Every performance of Snort begins with the host asking who has and hasn’t been to one of their shows before.

Surprisingly there are always people who admit to never having seen this amazing improv show before, and if you fall into this category then you seriously need to make amends and get along to Snort with Friends at the New Zealand International Comedy Festival.

Snort with Friends is an improv show based on a format popularized by the Upright Citizens Brigade in America, beginning with a short monologue that inspires the performers to create an insane array of improvised sketches. Regularly performing at The Basement throughout the year, during the Comedy Festival there is the added bonus of guest monologists and a not-bonus of a later time-slot at 11.30pm.

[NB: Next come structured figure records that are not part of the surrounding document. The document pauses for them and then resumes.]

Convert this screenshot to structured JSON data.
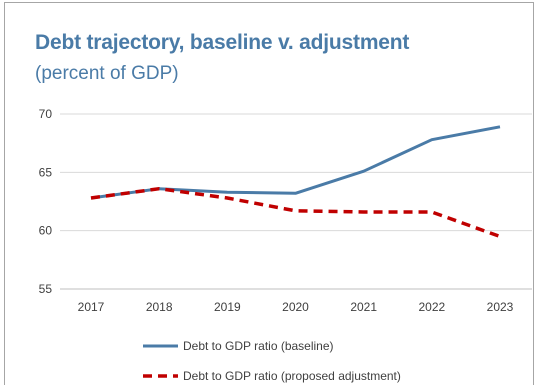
{
  "chart_data": {
    "type": "line",
    "title": "Debt trajectory, baseline v. adjustment",
    "subtitle": "(percent of GDP)",
    "xlabel": "",
    "ylabel": "",
    "x": [
      "2017",
      "2018",
      "2019",
      "2020",
      "2021",
      "2022",
      "2023"
    ],
    "ylim": [
      55,
      70
    ],
    "yticks": [
      55,
      60,
      65,
      70
    ],
    "grid": "horizontal",
    "legend_position": "bottom",
    "series": [
      {
        "name": "Debt to GDP ratio (baseline)",
        "values": [
          62.8,
          63.6,
          63.3,
          63.2,
          65.1,
          67.8,
          68.9
        ],
        "color": "#4a7ba7",
        "style": "solid"
      },
      {
        "name": "Debt to GDP ratio (proposed adjustment)",
        "values": [
          62.8,
          63.6,
          62.8,
          61.7,
          61.6,
          61.6,
          59.5
        ],
        "color": "#c00000",
        "style": "dashed"
      }
    ]
  }
}
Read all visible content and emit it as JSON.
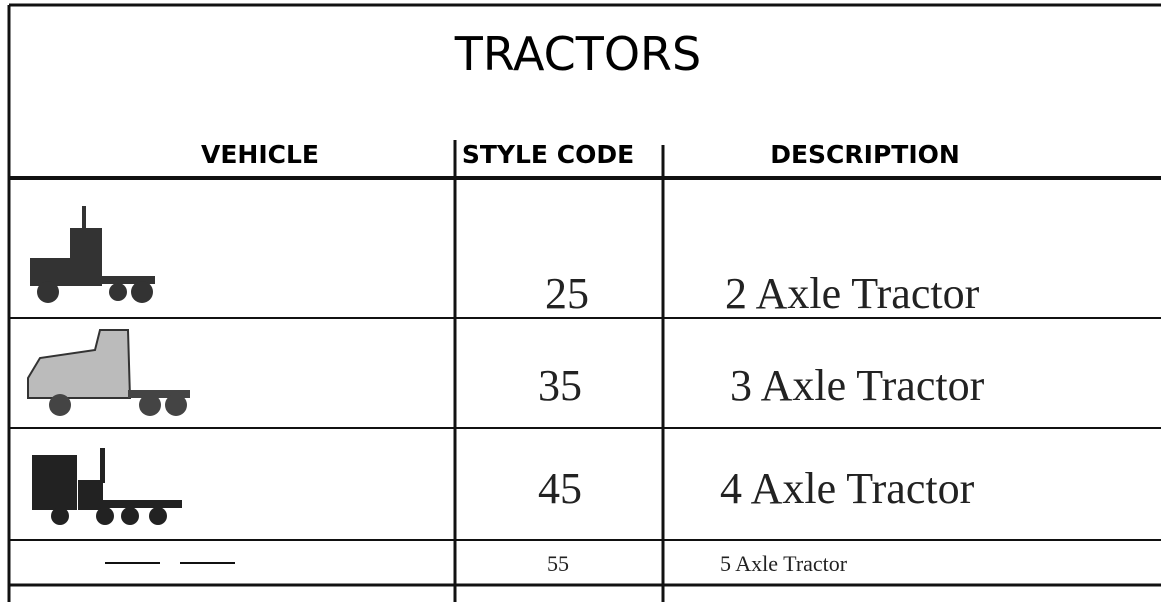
{
  "header": {
    "title": "TRACTORS"
  },
  "table": {
    "columns": [
      "VEHICLE",
      "STYLE CODE",
      "DESCRIPTION"
    ],
    "rows": [
      {
        "style_code": 25,
        "description": "2 Axle Tractor"
      },
      {
        "style_code": 35,
        "description": "3 Axle Tractor"
      },
      {
        "style_code": 45,
        "description": "4 Axle Tractor"
      },
      {
        "style_code": 55,
        "description": "5 Axle Tractor"
      }
    ]
  }
}
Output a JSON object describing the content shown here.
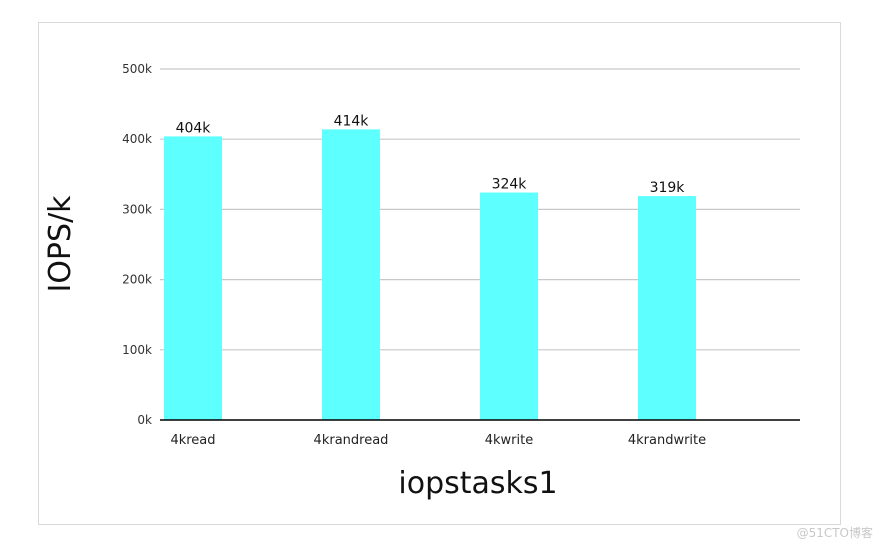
{
  "chart_data": {
    "type": "bar",
    "title": "",
    "xlabel": "iopstasks1",
    "ylabel": "IOPS/k",
    "categories": [
      "4kread",
      "4krandread",
      "4kwrite",
      "4krandwrite"
    ],
    "values": [
      404,
      414,
      324,
      319
    ],
    "data_labels": [
      "404k",
      "414k",
      "324k",
      "319k"
    ],
    "ylim": [
      0,
      500
    ],
    "yticks": [
      0,
      100,
      200,
      300,
      400,
      500
    ],
    "ytick_labels": [
      "0k",
      "100k",
      "200k",
      "300k",
      "400k",
      "500k"
    ],
    "grid": true,
    "legend": "none",
    "bar_color": "#5effff",
    "grid_color": "#c8c8c8",
    "axis_color": "#000000"
  },
  "watermark": "@51CTO博客"
}
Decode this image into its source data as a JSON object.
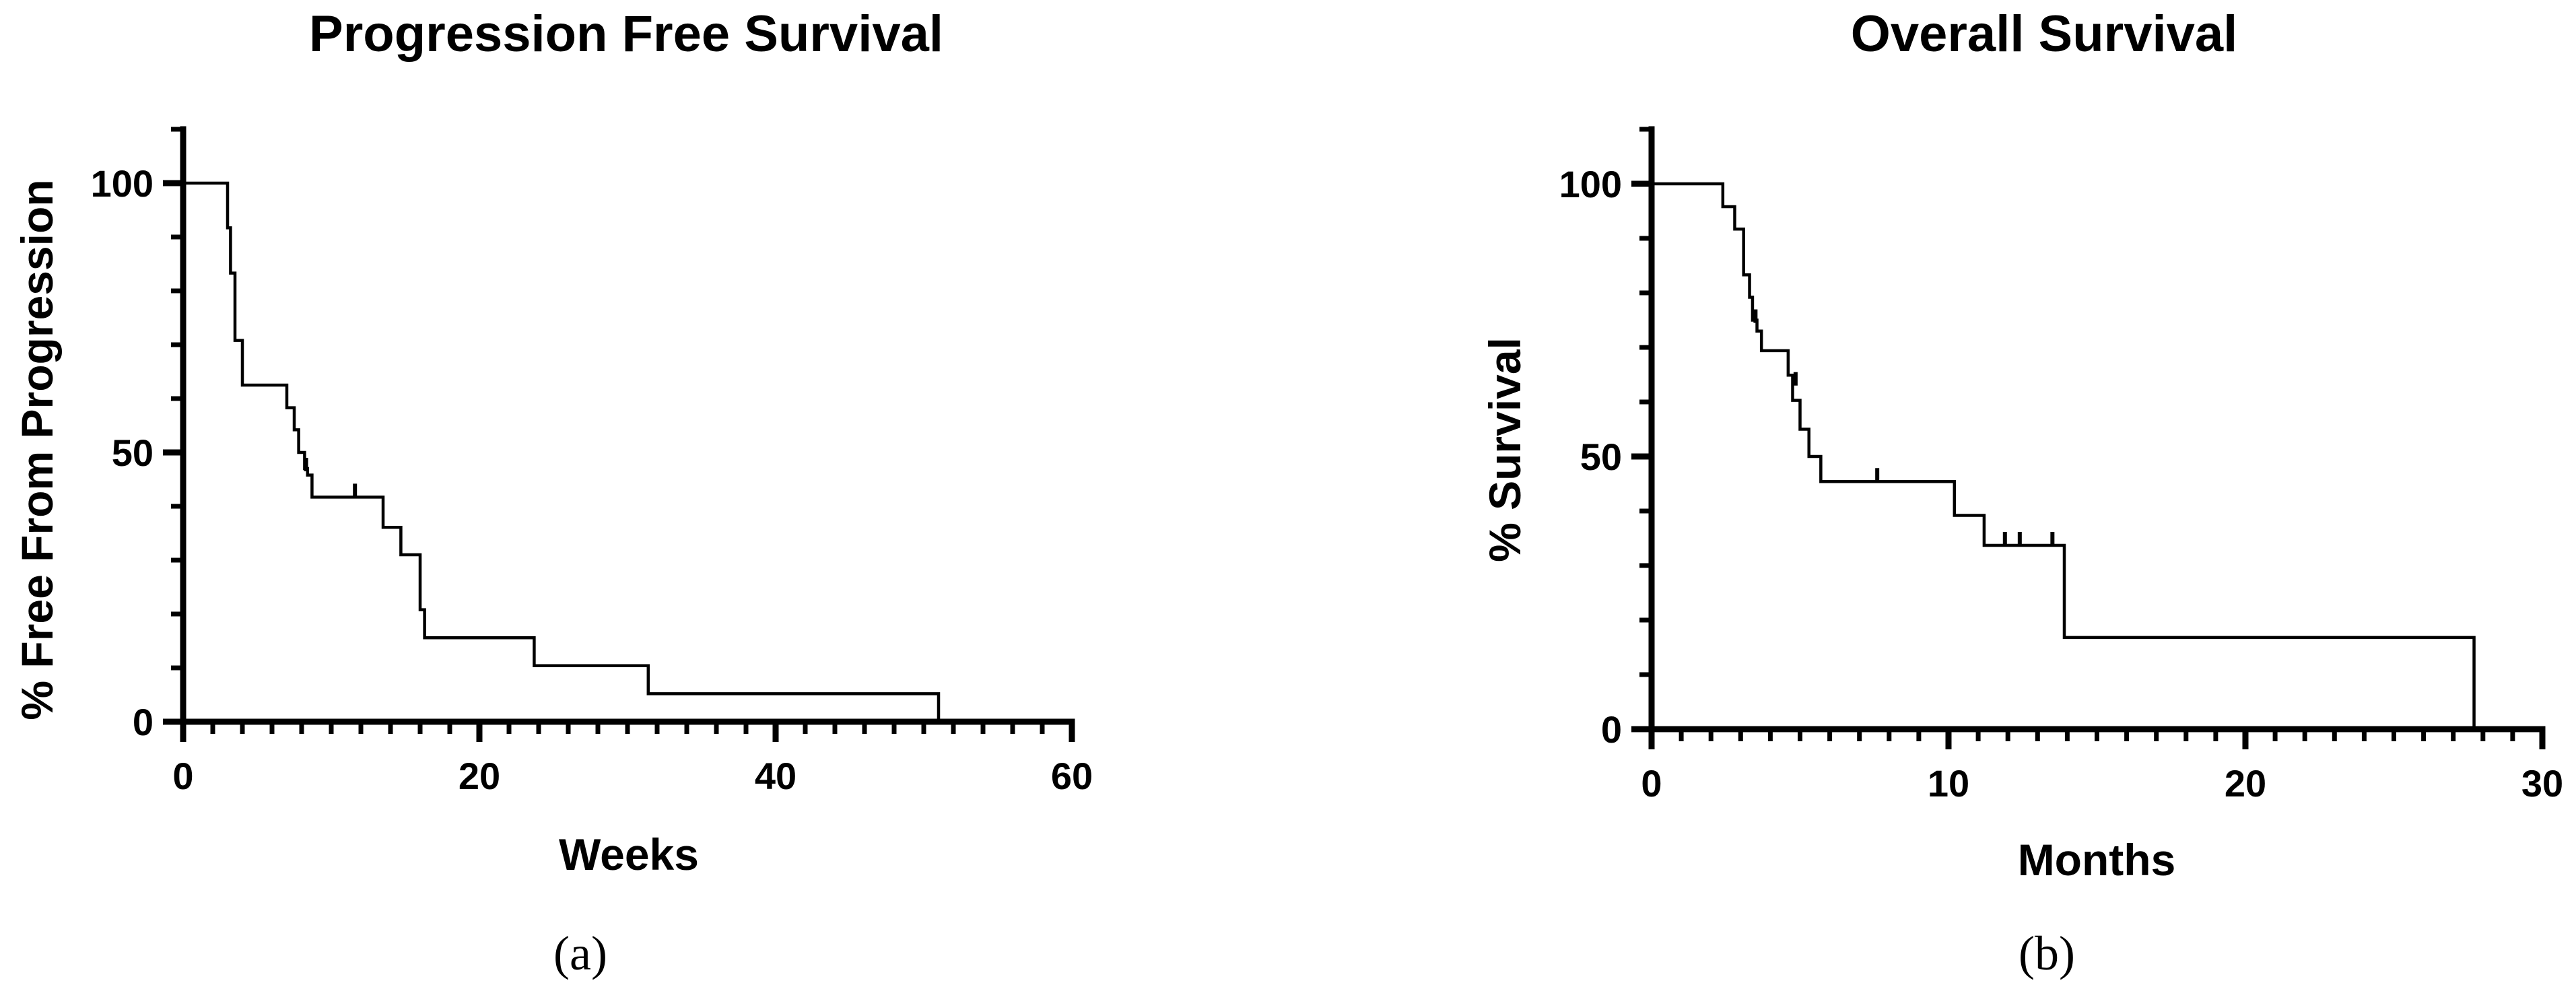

While it would be easy for the Snort crew to just rest on their laurels and perform their usual fare of a solid long-form improv show, I feel like they really made an effort to step their game up – teasing out what makes the scene funny just a little more, editing sketches so that they finish on a high, and somehow managing to be even funnier than they normally are during the rest of the year.

Guy Montgomery, my favourite shouty white man in NZ comedy, was the host for the evening. Montgomery knows how to hype up an audience without losing control of them, and was able to guide the flow of the show when that’s not always the easiest thing to do.

The guest monologists for the show were two international acts and one local. Lou Sanders (UK), Iain Stirling (Scotland), and Harry Thompson-Cook (NZ) all delivered excellent monologues that provided varied, and a little bit weird, starting points for an evening of improv sketches.

While every member of the Snort crew is excellent – an improv group is only as good as their weakest member, which is a rule that I have made up but I feel will be widely accepted – there were a couple of standout performers that I have to mention.

Rose Matafeo! She’s back in New Zealand for the Comedy Festival and I just feel like everything is right in the world. It is a true pleasure to watch her onstage, and last night I was living for her and Chris Parker’s interactions in particular.

Another performer I have to point out is Brynley Stent, who is my pick for next-big-comedy-star. She was brilliant every time she stepped onto the stage, and made the most of her inadvertently awkward contributions to a scene.

Veering from the absurd (several people onstage continuously tipping their hats while rehearsing for a Stomp-like performance) to the incredibly brave/stupid (an AIDS joke in the middle of a sketch about shoelaces being used as contraception), Snort is the show that you should be going out to see every Friday. Even more so as they step it up and deliver during the festival.